White Crane #69 – Ritch C. Savin-Williams’ The New Gay Teenager

Rvu69_savinwilliams The New Gay Teenager
By Ritch C. Savin-Williams
Harvard University Press
2005, 288 pages, $24.95  ISBN 0-674-01673-4

Reviewed by Bo Young

This is, when all the research is digested and filed away, a hopeful book…much more so than “post-Gay” assimilationists, this book examines the incremental, generational, time-changing success gay liberation has actually had by looking at our children. I am always reminding myself that we’ve only been doing this for 30 some years and black people have been at it for a century or more and look where they are. I am hopeful for a time when “gay” ceases to be an “issue” without having to undergo utter assimilation. Liberation has always had a political component to it. Savin-Williams reminds us that there is a huge psycho-social aspect to it, too: nothing less than the greatest perpetration of child sexual abuse by the hetero-dominant culture against our gay children.

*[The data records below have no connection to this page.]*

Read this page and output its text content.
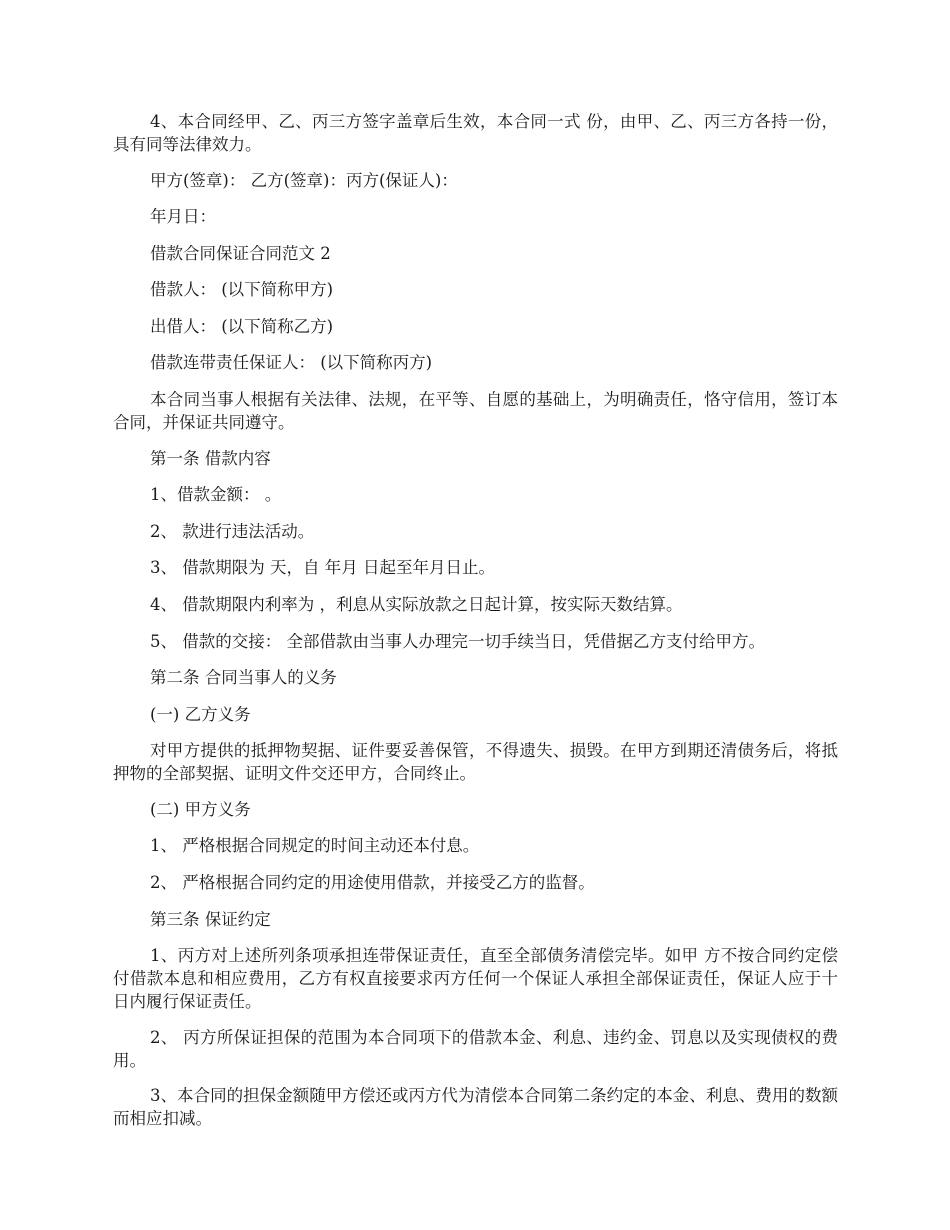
4、本合同经甲、乙、丙三方签字盖章后生效，本合同一式 份，由甲、乙、丙三方各持一份，具有同等法律效力。

甲方(签章)： 乙方(签章)：丙方(保证人)：

年月日：

借款合同保证合同范文 2

借款人： (以下简称甲方)

出借人： (以下简称乙方)

借款连带责任保证人： (以下简称丙方)

本合同当事人根据有关法律、法规，在平等、自愿的基础上，为明确责任，恪守信用，签订本合同，并保证共同遵守。

第一条 借款内容

1、借款金额： 。

2、 款进行违法活动。

3、 借款期限为 天，自 年月 日起至年月日止。

4、 借款期限内利率为 ，利息从实际放款之日起计算，按实际天数结算。

5、 借款的交接： 全部借款由当事人办理完一切手续当日，凭借据乙方支付给甲方。

第二条 合同当事人的义务

(一) 乙方义务

对甲方提供的抵押物契据、证件要妥善保管，不得遗失、损毁。在甲方到期还清债务后，将抵押物的全部契据、证明文件交还甲方，合同终止。

(二) 甲方义务

1、 严格根据合同规定的时间主动还本付息。

2、 严格根据合同约定的用途使用借款，并接受乙方的监督。

第三条 保证约定

1、丙方对上述所列条项承担连带保证责任，直至全部债务清偿完毕。如甲 方不按合同约定偿付借款本息和相应费用，乙方有权直接要求丙方任何一个保证人承担全部保证责任，保证人应于十日内履行保证责任。

2、 丙方所保证担保的范围为本合同项下的借款本金、利息、违约金、罚息以及实现债权的费用。

3、本合同的担保金额随甲方偿还或丙方代为清偿本合同第二条约定的本金、利息、费用的数额而相应扣减。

Gay, straight, bisexual: how much does sexual orientation matter to a modern teenager’s mental health or sense of identity?

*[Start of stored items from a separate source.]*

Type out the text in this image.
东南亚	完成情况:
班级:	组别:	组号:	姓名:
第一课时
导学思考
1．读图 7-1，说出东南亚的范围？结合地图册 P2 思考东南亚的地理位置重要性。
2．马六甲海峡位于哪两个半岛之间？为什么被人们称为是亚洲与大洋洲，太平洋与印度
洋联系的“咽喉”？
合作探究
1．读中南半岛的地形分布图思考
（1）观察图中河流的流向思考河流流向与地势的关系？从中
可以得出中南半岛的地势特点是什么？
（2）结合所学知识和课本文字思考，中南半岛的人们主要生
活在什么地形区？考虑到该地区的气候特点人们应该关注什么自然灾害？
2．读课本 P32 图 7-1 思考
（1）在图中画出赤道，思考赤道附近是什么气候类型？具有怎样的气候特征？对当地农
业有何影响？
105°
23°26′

In this award-winning, down-to-earth book, filled with the voices of young people speaking for themselves, Professor Ritch Savin-Williams argues that the standard image of gay youth presented by mental health researchers—as depressed, isolated, drug-dependent, even suicidal—may have been exaggerated even twenty years ago, and is far from accurate today.

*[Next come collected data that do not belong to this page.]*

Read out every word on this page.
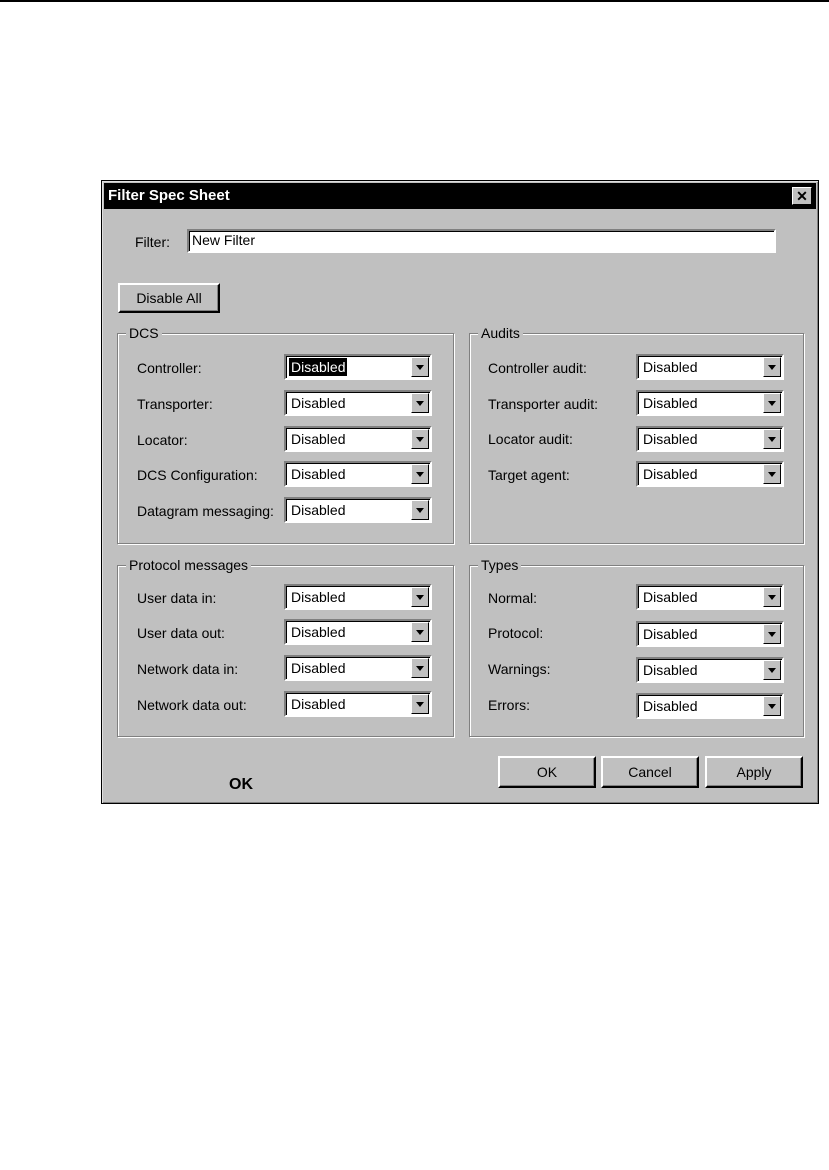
Filter Spec Sheet	✕
Filter:	New Filter
Disable All
DCS	Audits
Protocol messages	Types
Controller:	Disabled
Transporter:	Disabled
Locator:	Disabled
DCS Configuration: Disabled
Datagram messaging: Disabled
Controller audit:	Disabled
Transporter audit:	Disabled
Locator audit:	Disabled
Target agent:	Disabled
User data in:	Disabled
User data out:	Disabled
Network data in:	Disabled
Network data out:	Disabled
Normal:	Disabled
Protocol:	Disabled
Warnings:	Disabled
Errors:	Disabled
OK	Cancel	Apply
OK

The New Gay Teenager gives us a refreshing and frequently controversial introduction to confident, competent, upbeat teenagers with same-sex desires, who worry more about the chemistry test or their curfew than they do about their sexuality.

What does “gay” mean, when some adolescents who have had sexual encounters with those of their own sex don’t consider themselves gay, when some who consider themselves gay have had sex with the opposite sex, and when many have never had sex at all? What counts as “having sex,” anyway? Teenagers (unlike social science researchers) are not especially interested in neatly categorizing their sexual orientation.

In fact, Savin-Williams learns, teenagers may think a lot about sex, but they don’t think that sexuality is the most important thing about them. And adults, he advises, shouldn’t think so either.

Boidyke. Stem.
Down low.
Trannyboy.

In this lively and broadly researched book, Cornell University psychologist Savin-Williams reveals that the words gay teenagers use to describe their sexual preferences have changed radically over the past 30 years, and so have attitudes towards same-sex relationships. In fact, many of them are reluctant to define their sexuality at all. “In some respects,” Savin-Williams explains, "these teenagers might relate better to their pre-labeled, pre-identified grandparents than they do with their gay-liberated parents or their gay-resigned older cousins.” “For them ‘gay’ carries too much baggage,” and apparently they get along just fine without it. Much of the volume is devoted to Savin-Williams’ detailed critique of the psychological models currently used to study gay adolescence, which were developed in the 1970s and have barely changed since. These old models, Savin-Williams argues, don’t reflect the diversity of the current gay adolescent experience and should be replaced with a “differential developmental trajectories perspective.”

His book is an excellent resource for professional psychologists with gay patients, but it also contains enough invigorating, real-world case studies to interest general readers. The book was awarded the 2005 Distinguished Book Award, from the American Psychological Association.

Bo Young is Publisher and Editorial Director of White Crane.